Neben Touristen finden sich auf den Highways aber auch unzählige einheimische Wohnwagenfahrer, die erstaunlicherweise zumeist jenseits des Rentenalters sind. Die kanadischen Eheleute Laura und Anthony Peck zum Beispiel ließen sich im Alter von 55 Jahren pensionieren und kauften sich ein großes doppelstöckiges Wohnmobil, in dem sie alljährlich für mehrere Monate dem winterlichen Ottawa entfliehen, um es sich im Sonnenstaat Florida gut gehen zu lassen. Für sie ist Erholung zum Lebensmotto geworden.
Aber dies ist nur die halbe Wahrheit der RVs. Die der Gut-Situierten. Wer die Highways verlässt und sich an die Stadtränder vorwagt oder durch den ländlichen Süden fährt, entdeckt dort Ansammlungen von Wohnmobilen, von denen sich keines in den letzten zehn Jahren von der Stelle gerührt zu haben scheint. Sie sind mit ihrer Umwelt geradezu verwachsen. Von den Außenwänden blättert die Fassadenfarbe, einige sind von Gerümpel umgeben und wirken verwahrlost, fast untergehend im unverschnittenen Gestrüpp und Geäst. Vor ihnen stehen rostige Pick-Up Trucks des Baujahrs 1980. Von Luxus keine Spur mehr. Hier haben sich diejenigen eingerichtet, die auf die günstigsten Mietkosten des Wohnmarkts angewiesen sind.
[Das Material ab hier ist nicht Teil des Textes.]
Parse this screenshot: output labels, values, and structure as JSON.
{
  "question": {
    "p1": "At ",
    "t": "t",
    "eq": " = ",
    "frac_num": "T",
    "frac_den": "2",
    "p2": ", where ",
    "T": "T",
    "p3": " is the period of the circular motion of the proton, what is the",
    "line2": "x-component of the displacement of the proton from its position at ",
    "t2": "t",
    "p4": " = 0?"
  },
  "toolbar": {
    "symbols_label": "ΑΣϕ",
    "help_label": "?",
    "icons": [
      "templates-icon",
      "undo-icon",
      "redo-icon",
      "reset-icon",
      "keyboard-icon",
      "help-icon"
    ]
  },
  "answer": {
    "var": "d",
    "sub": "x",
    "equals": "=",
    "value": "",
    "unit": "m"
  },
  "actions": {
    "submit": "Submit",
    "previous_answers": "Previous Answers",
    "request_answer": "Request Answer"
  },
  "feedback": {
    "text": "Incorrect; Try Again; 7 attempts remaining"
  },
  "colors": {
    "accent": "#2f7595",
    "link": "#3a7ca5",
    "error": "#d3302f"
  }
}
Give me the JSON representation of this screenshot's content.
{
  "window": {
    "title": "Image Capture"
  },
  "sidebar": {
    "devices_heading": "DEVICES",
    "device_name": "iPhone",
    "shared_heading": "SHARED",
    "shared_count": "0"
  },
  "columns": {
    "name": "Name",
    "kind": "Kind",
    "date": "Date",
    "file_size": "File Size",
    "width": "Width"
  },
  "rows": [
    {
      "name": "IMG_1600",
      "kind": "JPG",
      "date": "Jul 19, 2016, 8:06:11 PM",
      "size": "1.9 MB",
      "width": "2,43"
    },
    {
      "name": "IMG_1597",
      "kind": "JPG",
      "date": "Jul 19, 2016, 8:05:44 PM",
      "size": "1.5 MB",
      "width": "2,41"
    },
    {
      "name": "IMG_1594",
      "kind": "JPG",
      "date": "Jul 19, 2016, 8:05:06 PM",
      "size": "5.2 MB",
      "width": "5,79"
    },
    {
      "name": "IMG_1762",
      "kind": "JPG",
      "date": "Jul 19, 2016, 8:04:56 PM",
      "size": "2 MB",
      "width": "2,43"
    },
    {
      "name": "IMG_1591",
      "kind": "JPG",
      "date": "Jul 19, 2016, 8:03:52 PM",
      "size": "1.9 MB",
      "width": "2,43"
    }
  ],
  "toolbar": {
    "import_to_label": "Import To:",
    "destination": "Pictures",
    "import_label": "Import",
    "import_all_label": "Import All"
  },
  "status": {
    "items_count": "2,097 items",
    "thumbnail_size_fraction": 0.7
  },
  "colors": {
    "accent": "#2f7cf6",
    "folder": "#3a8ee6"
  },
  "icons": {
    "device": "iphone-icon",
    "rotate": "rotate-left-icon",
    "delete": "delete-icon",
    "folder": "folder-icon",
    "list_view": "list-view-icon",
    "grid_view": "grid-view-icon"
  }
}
Insgesamt 8,9 Millionen amerikanische Familien leben permanent in diesen fest verankerten Mobile Homes. Die meisten davon - etwa 5,1 Millionen - in den ökonomisch schwächsten Gebieten der USA, den Südstaaten Alabama, Mississippi und Louisiana. Der wohlhabende Nordosten hingegen - Maine, New Hampshire, Vermont und New York - hat die wenigsten Wohneinheiten dieser Art vorzuweisen: lediglich 671.000 nach der letzten Zählung des U.S. Census Bureau.
Eigentümer von Trailern bezahlen eine monatliche Pacht von durchschnittlich 300 Dollar für das Fleckchen Erde, auf dem sie leben. Das ist etwa die Hälfte von dem, was ein reguläres Apartment kostet. Wer den Wohnwagen nicht selbst besitzt, hat zusätzlich die Hypothek zu tilgen. Bis zu 43 Prozent des Monatseinkommens können da schon einmal für ein Dach über dem Kopf draufgehen. Aber dennoch: In einem gebrauchten, kleinflächigen Wohnmobil zu leben, ist die derzeit kostengünstigste Unterkunft für einen US-Amerikaner.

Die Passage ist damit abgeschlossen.